The abovementioned schemes are not exhaustive. The Courts have invested heavily in ramping up legal assistance, and we as a society have become better for it.

But while these schemes are making waves, they continue to face manpower crunches and infrastructure constraints. Consequently, each litigant-in-person has a very limited amount of consultation time. Sometimes, these pockets of consultation are insufficient to help move their cases forward. Thus the obvious path forward, to expand the CJC, would be involving more lawyers in on-site volunteering.

There are also other ways to increase the capacity of our justice system.

For one, Singapore can consider having a list of pro bono lawyers for representation, not merely advice, at the convenient access of litigants-in-person. Similar initiatives have been introduced in other common law jurisdictions to augment access to justice for the poor. In Australia for example, the federal courts provide a Referral for Legal Assistance Scheme. Each of the Australian courts has a list of pro bono attorneys who have agreed to provide pro bono work.

Yet, we should be thinking beyond traditional pro bono strategies. The unsatisfactory state of our pro bono climate is proof itself of the unsustainability of a purely pro bono model.

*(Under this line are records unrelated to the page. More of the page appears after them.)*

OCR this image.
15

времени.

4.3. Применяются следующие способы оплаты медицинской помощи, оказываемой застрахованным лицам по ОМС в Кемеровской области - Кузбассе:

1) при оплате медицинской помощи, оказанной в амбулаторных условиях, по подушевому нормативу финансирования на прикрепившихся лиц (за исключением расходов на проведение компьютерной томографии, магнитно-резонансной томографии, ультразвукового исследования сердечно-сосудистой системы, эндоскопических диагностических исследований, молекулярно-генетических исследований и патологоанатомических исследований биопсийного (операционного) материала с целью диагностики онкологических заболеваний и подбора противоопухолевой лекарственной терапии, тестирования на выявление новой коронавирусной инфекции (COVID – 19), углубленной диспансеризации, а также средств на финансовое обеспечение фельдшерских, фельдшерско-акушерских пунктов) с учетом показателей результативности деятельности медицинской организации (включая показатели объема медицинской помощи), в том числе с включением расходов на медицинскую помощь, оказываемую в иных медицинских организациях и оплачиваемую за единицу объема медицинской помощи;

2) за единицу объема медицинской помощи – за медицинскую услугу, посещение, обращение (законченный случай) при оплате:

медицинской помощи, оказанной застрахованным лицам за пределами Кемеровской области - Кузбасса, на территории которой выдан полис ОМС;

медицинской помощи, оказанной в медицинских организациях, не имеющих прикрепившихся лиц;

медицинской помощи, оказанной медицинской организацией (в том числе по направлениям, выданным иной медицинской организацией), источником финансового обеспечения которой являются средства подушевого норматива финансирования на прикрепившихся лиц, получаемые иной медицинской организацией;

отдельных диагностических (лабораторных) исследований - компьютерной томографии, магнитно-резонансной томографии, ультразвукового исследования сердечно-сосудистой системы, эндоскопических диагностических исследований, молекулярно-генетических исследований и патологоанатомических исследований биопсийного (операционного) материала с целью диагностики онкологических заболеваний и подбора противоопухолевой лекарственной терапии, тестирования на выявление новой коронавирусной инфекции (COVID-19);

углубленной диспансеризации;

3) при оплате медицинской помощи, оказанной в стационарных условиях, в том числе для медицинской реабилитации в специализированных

In order to bridge the chasm between the legal needs of the lower-income and the great resource that is our lawyers, we need to be more tactical about approaching legal aid. We need programmes or new types of firms that conduct “low bono”, which provides legal aid at a lowered or even nominal cost.

“Low bono” is already gaining traction. A great example of this might be the D.C. Affordable Law Firm created in 2015 by the Georgetown University Law Centre. Its goal, loyal to its name, is to provide affordable legal services to DC residents whose incomes fall between 200-400% of the Federal Poverty Level (annual income of approximately USD$23-46k). It helps big firms commit to low-bono work. Since its inception, it has already been described as a “replicable economic model that rewards doing what’s right”.

Of course, this model still involves lawyers who are willing to sacrifice and take lower salaries for challenging work. But such lawyers are, and have always been, the biggest funders of a nation’s access to justice.

In order for the justice system to be effective, we will always need lawyers who have “altruism combined with realism, knowledge of fundamental principles and capacity to apply them, and … enthusiasm for that which is fine and inspiring” (Justin Miller, dean of Duke Law School 1930-34).

All in all, we live in an economically advanced country, with an acute awareness of one’s personal and property rights as well as a greater strain on marriage, meaning that legal assistance will only become more in need in the years to come. The dream is to enable access to justice at every strata of society.